Daf Yoni: The lingering trauma of antisemitism

Put yourself in Sam Brody’s shoes for a minute.

You’re out walking your dog along a main thoroughfare in Toronto, a city that houses nearly 200,000 Jews of all stripes. It’s your usual morning routine, except today you see someone —someone big and tall—coming toward you. A second later, you’ve been shoved into a fence and knocked to the ground while your attacker, who has clearly noticed you are wearing a kippah on your head, yells, “F–k you, you Jew! You will never take Israel. Free Palestine!”

Or say you are a Jewish student at the University of British Columbia in Vancouver. You move into residence there, so you install a mezuzah on the door outside your seventh-floor unit. One day, someone knocks it to the ground. You put the mezuzah back up. It is vandalized a second time.
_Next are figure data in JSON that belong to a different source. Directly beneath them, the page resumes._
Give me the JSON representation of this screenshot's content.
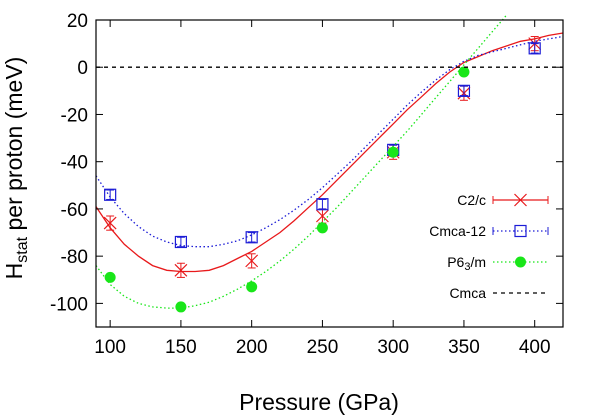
{
  "chart_data": {
    "type": "line",
    "xlabel": "Pressure (GPa)",
    "ylabel_main": "H",
    "ylabel_sub": "stat",
    "ylabel_rest": " per proton (meV)",
    "xlim": [
      90,
      420
    ],
    "ylim": [
      -110,
      20
    ],
    "xticks": [
      100,
      150,
      200,
      250,
      300,
      350,
      400
    ],
    "yticks": [
      20,
      0,
      -20,
      -40,
      -60,
      -80,
      -100
    ],
    "grid": false,
    "legend_position": "lower right",
    "series": [
      {
        "name": "C2/c",
        "color": "#e8191b",
        "marker": "x",
        "line": "solid",
        "points": [
          {
            "x": 100,
            "y": -66,
            "err": 3
          },
          {
            "x": 150,
            "y": -86,
            "err": 3
          },
          {
            "x": 200,
            "y": -82,
            "err": 3
          },
          {
            "x": 250,
            "y": -63,
            "err": 3
          },
          {
            "x": 300,
            "y": -36,
            "err": 3
          },
          {
            "x": 350,
            "y": -11,
            "err": 3
          },
          {
            "x": 400,
            "y": 10,
            "err": 3
          }
        ],
        "fit": [
          [
            90,
            -59
          ],
          [
            100,
            -68
          ],
          [
            110,
            -75
          ],
          [
            120,
            -80
          ],
          [
            130,
            -84
          ],
          [
            140,
            -86
          ],
          [
            150,
            -86.5
          ],
          [
            160,
            -86.5
          ],
          [
            170,
            -86
          ],
          [
            180,
            -84
          ],
          [
            190,
            -81
          ],
          [
            200,
            -78
          ],
          [
            210,
            -74
          ],
          [
            220,
            -70
          ],
          [
            230,
            -65
          ],
          [
            240,
            -59.5
          ],
          [
            250,
            -54
          ],
          [
            260,
            -48
          ],
          [
            270,
            -42
          ],
          [
            280,
            -36
          ],
          [
            290,
            -30
          ],
          [
            300,
            -24
          ],
          [
            310,
            -18
          ],
          [
            320,
            -12.5
          ],
          [
            330,
            -7
          ],
          [
            340,
            -2
          ],
          [
            350,
            2
          ],
          [
            360,
            4.5
          ],
          [
            370,
            7
          ],
          [
            380,
            9
          ],
          [
            390,
            11
          ],
          [
            400,
            12
          ],
          [
            410,
            13.5
          ],
          [
            420,
            14.5
          ]
        ]
      },
      {
        "name": "Cmca-12",
        "color": "#1c1cd6",
        "marker": "square",
        "line": "dotted",
        "points": [
          {
            "x": 100,
            "y": -54,
            "err": 2
          },
          {
            "x": 150,
            "y": -74,
            "err": 2
          },
          {
            "x": 200,
            "y": -72,
            "err": 2
          },
          {
            "x": 250,
            "y": -58,
            "err": 2
          },
          {
            "x": 300,
            "y": -35,
            "err": 2
          },
          {
            "x": 350,
            "y": -10,
            "err": 2
          },
          {
            "x": 400,
            "y": 8,
            "err": 2
          }
        ],
        "fit": [
          [
            90,
            -46
          ],
          [
            100,
            -55
          ],
          [
            110,
            -62
          ],
          [
            120,
            -67.5
          ],
          [
            130,
            -71.5
          ],
          [
            140,
            -74
          ],
          [
            150,
            -75.5
          ],
          [
            160,
            -76
          ],
          [
            170,
            -76
          ],
          [
            180,
            -75
          ],
          [
            190,
            -73.5
          ],
          [
            200,
            -71
          ],
          [
            210,
            -68
          ],
          [
            220,
            -64.5
          ],
          [
            230,
            -60.5
          ],
          [
            240,
            -56
          ],
          [
            250,
            -51
          ],
          [
            260,
            -45.5
          ],
          [
            270,
            -40
          ],
          [
            280,
            -34
          ],
          [
            290,
            -28
          ],
          [
            300,
            -22
          ],
          [
            310,
            -16
          ],
          [
            320,
            -10.5
          ],
          [
            330,
            -5.5
          ],
          [
            340,
            -1
          ],
          [
            350,
            2.5
          ],
          [
            360,
            5
          ],
          [
            370,
            6.5
          ],
          [
            380,
            8
          ],
          [
            390,
            9.5
          ],
          [
            400,
            11
          ],
          [
            410,
            12
          ],
          [
            420,
            13
          ]
        ]
      },
      {
        "name": "P6",
        "name_sub": "3",
        "name_rest": "/m",
        "color": "#19e619",
        "marker": "circle",
        "line": "dotted",
        "points": [
          {
            "x": 100,
            "y": -89,
            "err": 0
          },
          {
            "x": 150,
            "y": -101.5,
            "err": 0
          },
          {
            "x": 200,
            "y": -93,
            "err": 0
          },
          {
            "x": 250,
            "y": -68,
            "err": 0
          },
          {
            "x": 300,
            "y": -36,
            "err": 0
          },
          {
            "x": 350,
            "y": -2,
            "err": 0
          }
        ],
        "fit": [
          [
            90,
            -84
          ],
          [
            100,
            -92
          ],
          [
            110,
            -97
          ],
          [
            120,
            -100
          ],
          [
            130,
            -101.5
          ],
          [
            140,
            -102
          ],
          [
            150,
            -102
          ],
          [
            160,
            -101
          ],
          [
            170,
            -99.5
          ],
          [
            180,
            -97
          ],
          [
            190,
            -94
          ],
          [
            200,
            -90.5
          ],
          [
            210,
            -86.5
          ],
          [
            220,
            -82
          ],
          [
            230,
            -77
          ],
          [
            240,
            -71.5
          ],
          [
            250,
            -65.5
          ],
          [
            260,
            -59.5
          ],
          [
            270,
            -53
          ],
          [
            280,
            -46.5
          ],
          [
            290,
            -40
          ],
          [
            300,
            -33.5
          ],
          [
            310,
            -27
          ],
          [
            320,
            -20
          ],
          [
            330,
            -13
          ],
          [
            340,
            -6
          ],
          [
            350,
            1
          ],
          [
            360,
            8
          ],
          [
            370,
            15
          ],
          [
            380,
            22
          ]
        ]
      },
      {
        "name": "Cmca",
        "color": "#000000",
        "marker": "none",
        "line": "dashed",
        "points": [],
        "fit": [
          [
            90,
            0
          ],
          [
            420,
            0
          ]
        ]
      }
    ]
  }
}
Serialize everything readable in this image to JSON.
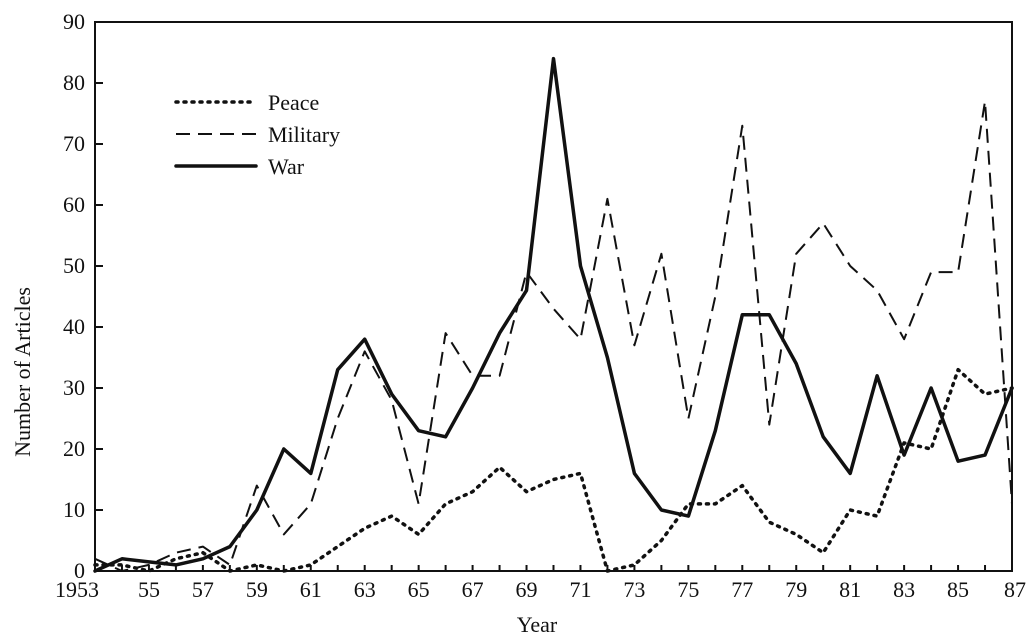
{
  "chart_data": {
    "type": "line",
    "title": "",
    "xlabel": "Year",
    "ylabel": "Number of Articles",
    "x": [
      1953,
      1954,
      1955,
      1956,
      1957,
      1958,
      1959,
      1960,
      1961,
      1962,
      1963,
      1964,
      1965,
      1966,
      1967,
      1968,
      1969,
      1970,
      1971,
      1972,
      1973,
      1974,
      1975,
      1976,
      1977,
      1978,
      1979,
      1980,
      1981,
      1982,
      1983,
      1984,
      1985,
      1986,
      1987
    ],
    "xlim": [
      1953,
      1987
    ],
    "ylim": [
      0,
      90
    ],
    "yticks": [
      0,
      10,
      20,
      30,
      40,
      50,
      60,
      70,
      80,
      90
    ],
    "yticklabels": [
      "0",
      "10",
      "20",
      "30",
      "40",
      "50",
      "60",
      "70",
      "80",
      "90"
    ],
    "xticks": [
      1953,
      1955,
      1957,
      1959,
      1961,
      1963,
      1965,
      1967,
      1969,
      1971,
      1973,
      1975,
      1977,
      1979,
      1981,
      1983,
      1985,
      1987
    ],
    "xticklabels": [
      "1953",
      "55",
      "57",
      "59",
      "61",
      "63",
      "65",
      "67",
      "69",
      "71",
      "73",
      "75",
      "77",
      "79",
      "81",
      "83",
      "85",
      "87"
    ],
    "grid": false,
    "legend_position": "top-left",
    "series": [
      {
        "name": "Peace",
        "style": "dotted",
        "color": "#111111",
        "values": [
          1,
          1,
          0,
          2,
          3,
          0,
          1,
          0,
          1,
          4,
          7,
          9,
          6,
          11,
          13,
          17,
          13,
          15,
          16,
          0,
          1,
          5,
          11,
          11,
          14,
          8,
          6,
          3,
          10,
          9,
          21,
          20,
          33,
          29,
          30
        ]
      },
      {
        "name": "Military",
        "style": "dashed",
        "color": "#111111",
        "values": [
          2,
          0,
          1,
          3,
          4,
          1,
          14,
          6,
          11,
          25,
          36,
          28,
          11,
          39,
          32,
          32,
          49,
          43,
          38,
          61,
          37,
          52,
          25,
          45,
          73,
          24,
          52,
          57,
          50,
          46,
          38,
          49,
          49,
          77,
          11
        ]
      },
      {
        "name": "War",
        "style": "solid",
        "color": "#111111",
        "values": [
          0,
          2,
          1.5,
          1,
          2,
          4,
          10,
          20,
          16,
          33,
          38,
          29,
          23,
          22,
          30,
          39,
          46,
          84,
          50,
          35,
          16,
          10,
          9,
          23,
          42,
          42,
          34,
          22,
          16,
          32,
          19,
          30,
          18,
          19,
          30
        ]
      }
    ]
  }
}
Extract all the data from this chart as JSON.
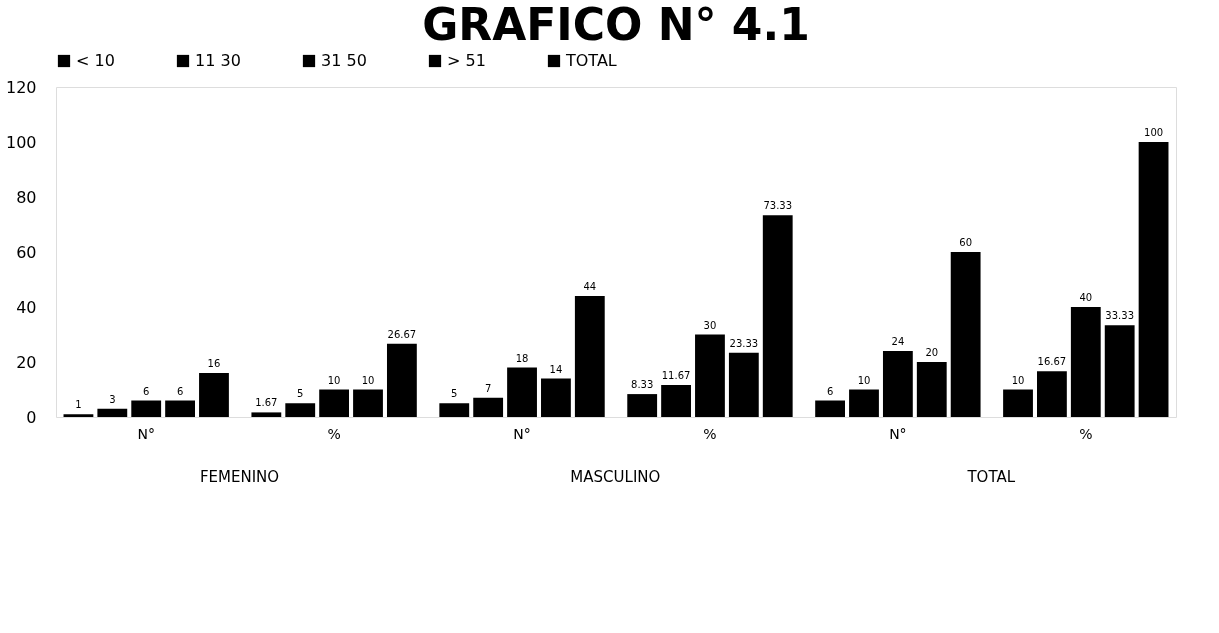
{
  "chart_data": {
    "type": "bar",
    "title": "GRAFICO N° 4.1",
    "categories": [
      "N°",
      "%",
      "N°",
      "%",
      "N°",
      "%"
    ],
    "series": [
      {
        "name": "< 10",
        "color": "#000000",
        "values": [
          1,
          1.67,
          5,
          8.33,
          6,
          10
        ]
      },
      {
        "name": "11 30",
        "color": "#000000",
        "values": [
          3,
          5,
          7,
          11.67,
          10,
          16.67
        ]
      },
      {
        "name": "31 50",
        "color": "#000000",
        "values": [
          6,
          10,
          18,
          30,
          24,
          40
        ]
      },
      {
        "name": "> 51",
        "color": "#000000",
        "values": [
          6,
          10,
          14,
          23.33,
          20,
          33.33
        ]
      },
      {
        "name": "TOTAL",
        "color": "#000000",
        "values": [
          16,
          26.67,
          44,
          73.33,
          60,
          100
        ]
      }
    ],
    "ylim": [
      0,
      120
    ],
    "yticks": [
      0,
      20,
      40,
      60,
      80,
      100,
      120
    ],
    "grid": false,
    "legend": "top",
    "data_labels": true,
    "annotations": [
      "FEMENINO",
      "MASCULINO",
      "TOTAL"
    ]
  }
}
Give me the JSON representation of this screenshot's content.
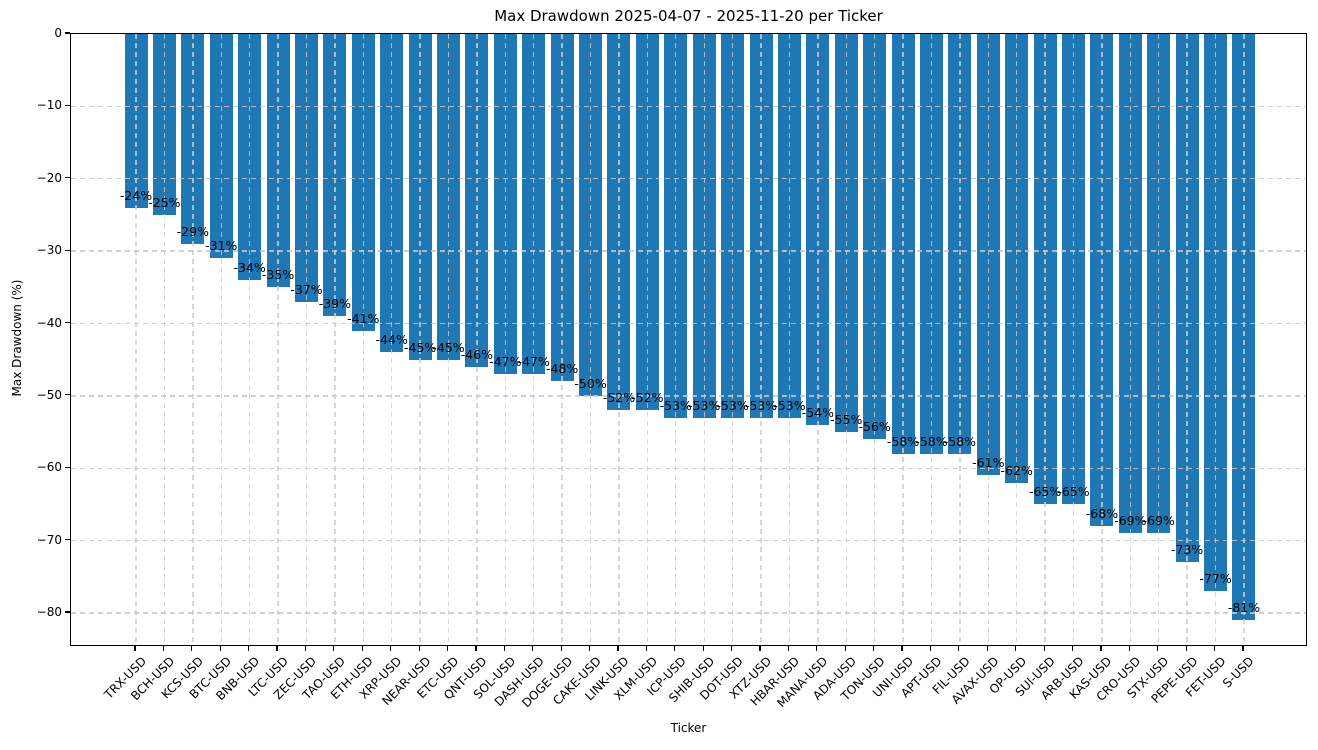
{
  "chart_data": {
    "type": "bar",
    "title": "Max Drawdown 2025-04-07 - 2025-11-20 per Ticker",
    "xlabel": "Ticker",
    "ylabel": "Max Drawdown (%)",
    "categories": [
      "TRX-USD",
      "BCH-USD",
      "KCS-USD",
      "BTC-USD",
      "BNB-USD",
      "LTC-USD",
      "ZEC-USD",
      "TAO-USD",
      "ETH-USD",
      "XRP-USD",
      "NEAR-USD",
      "ETC-USD",
      "QNT-USD",
      "SOL-USD",
      "DASH-USD",
      "DOGE-USD",
      "CAKE-USD",
      "LINK-USD",
      "XLM-USD",
      "ICP-USD",
      "SHIB-USD",
      "DOT-USD",
      "XTZ-USD",
      "HBAR-USD",
      "MANA-USD",
      "ADA-USD",
      "TON-USD",
      "UNI-USD",
      "APT-USD",
      "FIL-USD",
      "AVAX-USD",
      "OP-USD",
      "SUI-USD",
      "ARB-USD",
      "KAS-USD",
      "CRO-USD",
      "STX-USD",
      "PEPE-USD",
      "FET-USD",
      "S-USD"
    ],
    "values": [
      -24,
      -25,
      -29,
      -31,
      -34,
      -35,
      -37,
      -39,
      -41,
      -44,
      -45,
      -45,
      -46,
      -47,
      -47,
      -48,
      -50,
      -52,
      -52,
      -53,
      -53,
      -53,
      -53,
      -53,
      -54,
      -55,
      -56,
      -58,
      -58,
      -58,
      -61,
      -62,
      -65,
      -65,
      -68,
      -69,
      -69,
      -73,
      -77,
      -81
    ],
    "bar_labels": [
      "-24%",
      "-25%",
      "-29%",
      "-31%",
      "-34%",
      "-35%",
      "-37%",
      "-39%",
      "-41%",
      "-44%",
      "-45%",
      "-45%",
      "-46%",
      "-47%",
      "-47%",
      "-48%",
      "-50%",
      "-52%",
      "-52%",
      "-53%",
      "-53%",
      "-53%",
      "-53%",
      "-53%",
      "-54%",
      "-55%",
      "-56%",
      "-58%",
      "-58%",
      "-58%",
      "-61%",
      "-62%",
      "-65%",
      "-65%",
      "-68%",
      "-69%",
      "-69%",
      "-73%",
      "-77%",
      "-81%"
    ],
    "ylim": [
      -85,
      0
    ],
    "yticks": [
      0,
      -10,
      -20,
      -30,
      -40,
      -50,
      -60,
      -70,
      -80
    ],
    "ytick_labels": [
      "0",
      "−10",
      "−20",
      "−30",
      "−40",
      "−50",
      "−60",
      "−70",
      "−80"
    ],
    "grid": "dashed-above-bars",
    "legend": "none",
    "bar_color": "#1f77b4",
    "grid_color": "#c9c9c9",
    "background": "#ffffff",
    "text_color": "#000000"
  }
}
What would you do? How would you respond?

For sure, you’d call the police and organizations involved in documenting and fighting antisemitic hate crimes. You might take to social media, as Sam Brody did, to tell your story and raise awareness. Lots of people would show their support for you with crying emojis and a flurry of retweets. Jewish organizations would issue press releases. All of that support might help you understand that you are not to blame.

But after all that—after the media circus died down and a hundred other antisemitic events overtook the one you experienced—how would you move forward?

That’s when it gets really hard.

As Sam Brody told The CJN this week about his experience, “It shakes your idea of what it means to live in this city… I just don’t feel safe going into a large group. I don’t know who is going to do something to me or say something to me. I’m much more cautious leaving my house.

“Physically, I’m doing okay but mentally, it’s been a struggle. The idea of having to look over my shoulder now when I go out of my house is not a good thing or fun for anyone.”

Indeed. Now when he goes out, Brody wears a baseball cap over his kippah. And he tucks his Magen David necklace into his shirt. “I’m a very proud Jew,” he says, “I’m not going to be any less Jewish, but it does make me think a lot more about my own security and moving about.”

Meanwhile, a Jewish student in B.C. is forced to consider whether it’s worth putting up a mezuzah for a third time.

Antisemitism in the 2020s is compelling Jews, especially young ones, to hide their personal expressions of Jewishness, to wonder whether it’s really worth it—for their own safety and security. It is a question no Jew should ever have to consider in this country (or at least outside Quebec, where wearing a kippah is already verboten in many cases). And yet, here we are. Imagine facing that dilemma yourself.

The Brody and UBC incidents happened days apart and less than two weeks after the federal government of Canada held its first national summit on antisemitism, where Prime Minister Justin Trudeau told a who’s-who of Jewish leaders and Liberal politicians (the leaders of other federal parties, including the only Jewish leader, were not invited—that was an error in judgment) that antisemitism “isn’t a problem for the Jewish community to solve alone—it’s everyone’s challenge to take on.” Less than a day after the summit concluded, Ottawa released a list of “initial actions” to fight antisemitism.

Sounds great, and surely Canadian Jewry can use all the help it can get. But while the summit emphasized the national and communal aspects of antisemitism in Canada, it generally failed to recognize the personal damage of antisemitism, the lingering trauma, the impulse to hide.

Perhaps that’s too much to expect from a seven-hour virtual summit (organized by any government, for that matter), but I suspect that if Sam Brody gets a chance to tell his story at the second national summit on antisemitism, it would put a real face to something people tend to regard as a theoretical construct.